Due: Wednesday 1/14 10:00am

Like yesterday, you will be using patches in NetLogo to represent images, this time with some other procedures. You should add these to yesterday’s assignment. Recreate the NetLogo program found here: http://homer.stuy.edu/~dw/netlogo/img/images_obf.html

World State:

We want 1 patch to be equal to 1 pixel to do that:

  • Set the origin to the bottom-left corner.
  • Set the size to 640 x 480 (or whatever the resolution of your source image is)
  • Set the patch size to 1

Patch properties

Give patches 2 properties to be used in your procedures:

  • start_color
  • next_color

Procedures

horizontal_flip

  • Flip the orientation of the image horizontally.

vertical_flip

  • Flip the orientation of the image vertically.

mirror

  • All the patches on the right half of the image should change color the same way they do for horizontal_flip
  • All the patches on the left half of time image should not change.

edge_detect

  • For this, add a new patch property called color_difference
  • Useful background information:
    • When given an agentset of will return a list of values.
      • i.e. [color] of turtles will return a list of colors (one entry per turtle)
    • sum is a NetLogo procedure that will return the sum of the values in a list.
  • We can determine if a patch represents an edge in our image by comparing its color to the colors of its neighbors.
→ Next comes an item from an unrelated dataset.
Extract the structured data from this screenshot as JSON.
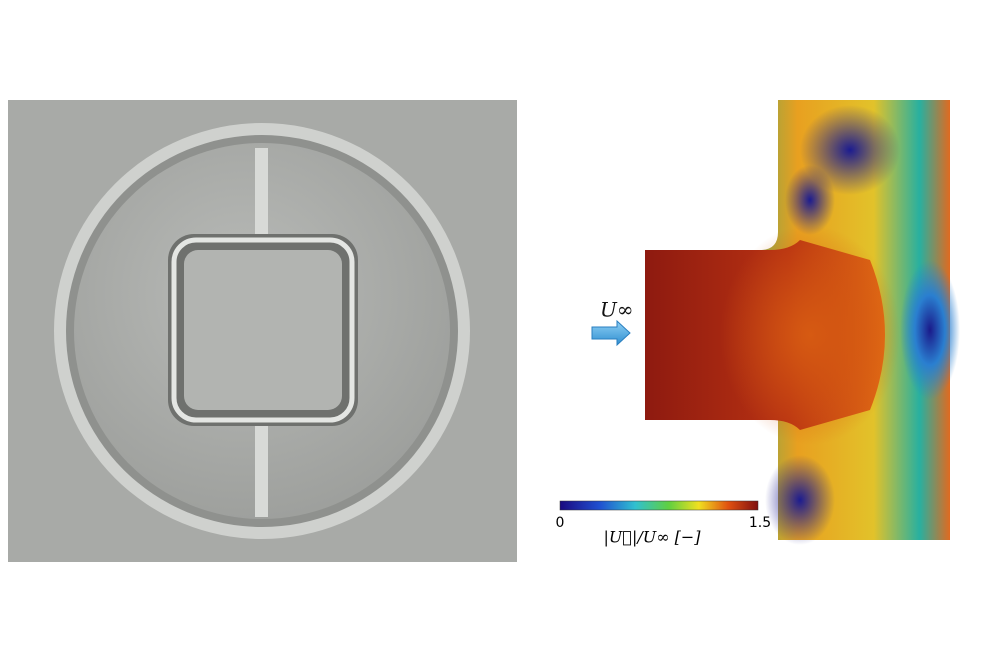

This is called edge detection. One common edge detection algorithm works as follows:
    • Grayscale the image (this removes color information but retains shape information of an image)
    • Find the average color of the pixels surrounding a given pixel.
    • Find the (absolute value) difference between the color of a pixel and the average color of its surrounding pixels.
    • If the difference is above a set threshold value, then the pixel must be on an edge, otherwise its not.
    • Make all the “edge” pixels one color (i.e. black) and all the non-edge pixels another (i.e. white)
  • edge_detect should run the algorithm explained above. Some things to play with:
    • Different definitions of “surrounding” patches.
    • Using a slider for the threshold value.
    • Using calculations other than average and difference.